While making a late payment is better than making no payment at all, late payments still have consequences. Some lenders may charge you a late-payment fee, which could actually be more than your minimum payment. Your tardy payment could also show up on your credit report, which could damage your credit score. Consider setting up automatic payments or text and email alerts so that you’re reminded when your payment is due.
Not Understanding the Terms
Read the terms and conditions! Understand all the terms of your credit card, including introductory APR, standard APR, length of introductory period, balance transfer fees, offer limitations, foreign transaction fees and more. Many people are enticed by a low introductory APR and aren’t aware of when this rate expires. Some credit card companies might send you a reminder that your APR is about to change, while others assume you read the terms and conditions of your offer and aren’t legally required to inform you of the introductory period expiring. Understanding all of your card’s terms is the foundation for avoiding preventable credit mistakes.
Making the Minimum Payments
Again, while making the minimum payments is better than not making a payment, people often don’t realize how difficult paying off a high-interest credit card can be when they only pay the minimum amount each month. The best strategy is to pay off your balance monthly. If you’ve racked up some debt on your card, try to cut frivolous spending and pay for necessities with your debit card or cash until you can successfully pay down your credit card.1
Not Shopping for the Best Deal
One of the biggest mistakes you can make with credit is accepting too many credit card offers. Easy to get credit cards aren’t always the best credit cards. Oftentimes the cards that have high acceptance rates also have the highest APRs. Look for a card with a low introductory APR but that also has a reasonable standard APR, so you will be able to pay off your monthly balance each month. Also shop for cards that provide rewards, have low or no annual fees and offer additional services such as fraud protection or mobile alerts.
Applying for Too Many Cards at Once
Thinking that credit cards are a form of supplemental income is a big mistake. While having more than one credit card can impact your credit utilization ratio (your total amount of credit available compared to how much of that available credit you are using), too many cards can be a recipe for debt. If you’re wondering how many credit cards are too many, keep in mind the more cards you have the harder it can be to keep track of all payments. This could even make it easier to miss a payment.
Remember that each new application is noted on your credit report every time you’re tempted to sign up for a store card just to save 10% on a purchase.
Not Taking Advantage of Rewards
Many credit cards offer sign-up bonuses and the opportunity to activate extra rewards in rotating categories. Discover offers 5% Cashback Bonus at different places each quarter like gas stations, grocery stores, restaurants, Amazon.com2, or wholesale clubs up to the quarterly maximum each time you activate. This is an excellent way to rack up rewards points and cash back on things you’re already purchasing. These incentives are too valuable to ignore, yet many people still do.
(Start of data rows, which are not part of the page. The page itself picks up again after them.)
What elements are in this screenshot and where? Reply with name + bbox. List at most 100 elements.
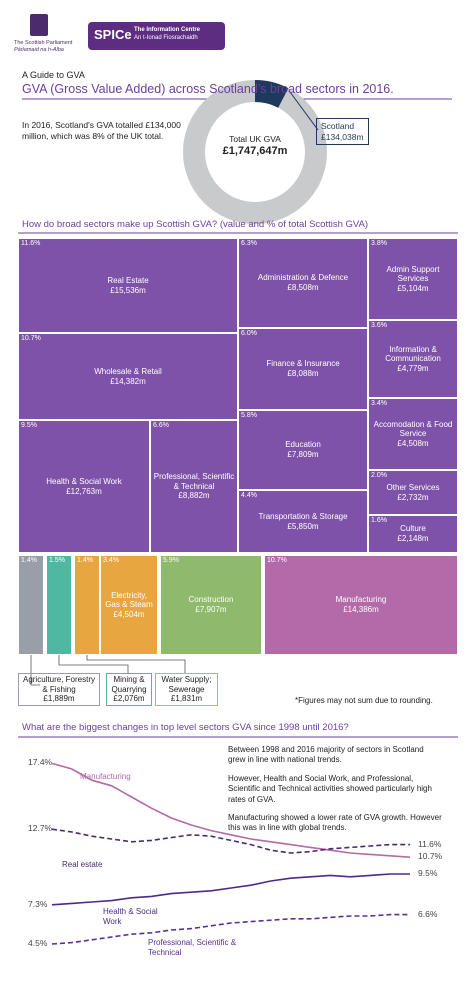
treemap-cell: 11.6% Real Estate £15,536m [18,238,238,333]
cell-text: Admin Support Services £5,104m [371,239,455,319]
sector-value: £5,850m [287,521,319,531]
annotation: However, Health and Social Work, and Pro… [228,773,432,804]
sector-value: £5,104m [397,283,429,293]
sector-name: Water Supply; Sewerage [161,675,212,694]
treemap-cell: 1.6% Culture £2,148m [368,515,458,553]
end-label: 6.6% [418,908,438,919]
share-label: 3.4% [371,400,387,407]
cell-text: Health & Social Work £12,763m [21,421,147,552]
sector-value: £7,907m [195,605,227,614]
badge-line: An t-Ionad Fiosrachaidh [134,34,198,41]
share-label: 6.3% [241,240,257,247]
share-label: 10.7% [21,335,41,342]
series-line [51,762,411,858]
cell-text: Administration & Defence £8,508m [241,239,365,327]
share-label: 10.7% [267,557,287,564]
sector-name: Administration & Defence [257,273,349,283]
connector-lines [30,655,186,686]
sector-box: Water Supply; Sewerage £1,831m [155,673,218,706]
sector-value: £2,148m [397,534,429,543]
sector-name: Electricity, Gas & Steam [105,590,153,610]
share-label: 4.4% [241,492,257,499]
page-title: GVA (Gross Value Added) across Scotland’… [22,82,394,96]
sector-value: £8,088m [287,369,319,378]
cell-text: Professional, Scientific & Technical £8,8… [153,421,235,552]
share-label: 1.6% [371,517,387,524]
series-label: Health & Social Work [103,907,158,926]
treemap-cell: 1.5% [46,555,72,655]
cell-text: Construction £7,907m [163,556,259,654]
sector-value: £14,382m [110,376,146,386]
annotation: Between 1998 and 2016 majority of sector… [228,745,424,765]
slice-value-label: £134,038m [321,131,364,142]
sector-value: £1,889m [43,694,75,704]
leader-line [289,91,319,131]
badge-lines: The Information Centre An t-Ionad Fiosra… [134,27,200,43]
sector-value: £4,779m [397,363,429,373]
chart-title: How do broad sectors make up Scottish GV… [22,219,369,230]
donut-center: Total UK GVA £1,747,647m [200,134,310,158]
treemap-cell: 10.7% Wholesale & Retail £14,382m [18,333,238,420]
treemap-cell: 3.6% Information & Communication £4,779m [368,320,458,398]
sector-name: Construction [188,595,234,605]
sector-name: Education [285,440,321,450]
sector-name: Accomodation & Food Service [373,419,453,439]
treemap-cell: 1.4% [74,555,100,655]
donut-slice [254,80,289,108]
sector-name: Wholesale & Retail [94,366,162,376]
sector-value: £8,882m [178,491,210,501]
badge: SPICe [94,27,132,42]
end-label: 11.6% [418,838,442,849]
intro-text: In 2016, Scotland's GVA totalled £134,00… [22,120,181,141]
cell-text: Other Services £2,732m [371,471,455,514]
share-label: 2.0% [371,472,387,479]
logo-crest [30,14,48,36]
treemap-cell: 6.6% Professional, Scientific & Technical… [150,420,238,553]
annotations: Between 1998 and 2016 majority of sector… [228,745,443,842]
cell-text: Culture £2,148m [371,516,455,552]
sector-value: £8,508m [287,283,319,292]
end-label: 17.4% [28,757,53,768]
treemap-cell: 6.0% Finance & Insurance £8,088m [238,328,368,410]
series-line [51,913,410,945]
sector-name: Culture [400,524,426,534]
cell-text: Transportation & Storage £5,850m [241,491,365,552]
share-label: 5.8% [241,412,257,419]
sector-name: Finance & Insurance [266,359,340,369]
legend-entry: Scotland [321,121,355,131]
share-label: 1.5% [49,557,65,564]
sector-value: £2,732m [397,492,429,502]
end-label: 7.3% [28,898,48,909]
center-label: Total UK GVA [229,134,281,144]
share-label: 11.6% [21,240,41,247]
slice-label: Scotland £134,038m [316,118,369,146]
sector-name: Transportation & Storage [258,511,348,521]
end-label: 10.7% [418,851,443,862]
sector-name: Manufacturing [335,595,387,605]
series-label: Real estate [62,860,103,869]
sector-name: Admin Support Services [386,264,440,284]
cell-text: Accomodation & Food Service £4,508m [371,399,455,469]
sector-value: £2,076m [113,694,145,704]
sector-name: Professional, Scientific & Technical [153,472,235,491]
cell-text: Finance & Insurance £8,088m [241,329,365,409]
kicker: A Guide to GVA [22,70,85,80]
share-label: 1.4% [77,557,93,564]
share-label: 3.8% [371,240,387,247]
treemap-cell: 5.8% Education £7,809m [238,410,368,490]
share-label: 1.4% [21,557,37,564]
sector-name: Agriculture, Forestry & Fishing [22,675,96,694]
treemap-cell: 4.4% Transportation & Storage £5,850m [238,490,368,553]
treemap-cell: 5.9% Construction £7,907m [160,555,262,655]
series-label: Professional, Scientific & Technical [148,938,237,957]
sector-value: £7,809m [287,450,319,459]
share-label: 6.6% [153,422,169,429]
cell-text: Information & Communication £4,779m [371,321,455,397]
total-label: £1,747,647m [222,144,288,157]
treemap-cell: 2.0% Other Services £2,732m [368,470,458,515]
sector-name: Other Services [386,482,440,492]
sector-box: Agriculture, Forestry & Fishing £1,889m [18,673,100,706]
end-label: 9.5% [418,868,438,878]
Buying Things You Don’t Need
Contrary to popular habits, a credit card should not be used to pay for things you can’t afford. Rather, credit cards should be used to pay for purchases you want rewards on or things that you are more likely to be able to pay off each month. A credit card is not free money. A careful examination between needs and wants could deter you from making unnecessary, impulsive purchases.
Maxing Out Your Credit Card
Checking your monthly credit statements can keep you from exceeding your credit limit. Maxing out a credit card is not only embarrassing when your card is rejected at checkout, it could also hurt your credit score by increasing your credit utilization ratio. Having multiple cards at this threshold could also compound the issue.
Though sometimes convenient, your credit card is also a means to obtain cash. You may be subject to cash advance fees and a high interest rate. Whenever possible, withdraw cash from your checking account only and avoid these hefty fees.
Not Taking Your Credit Seriously
The biggest mistake you can make is not taking your credit rating seriously. A good credit rating is essential for making large future purchases like homes or applying for business loans. You should make every effort possible to ensure your credit score is unblemished.
These mistakes, though common, are completely avoidable when you are aware of them.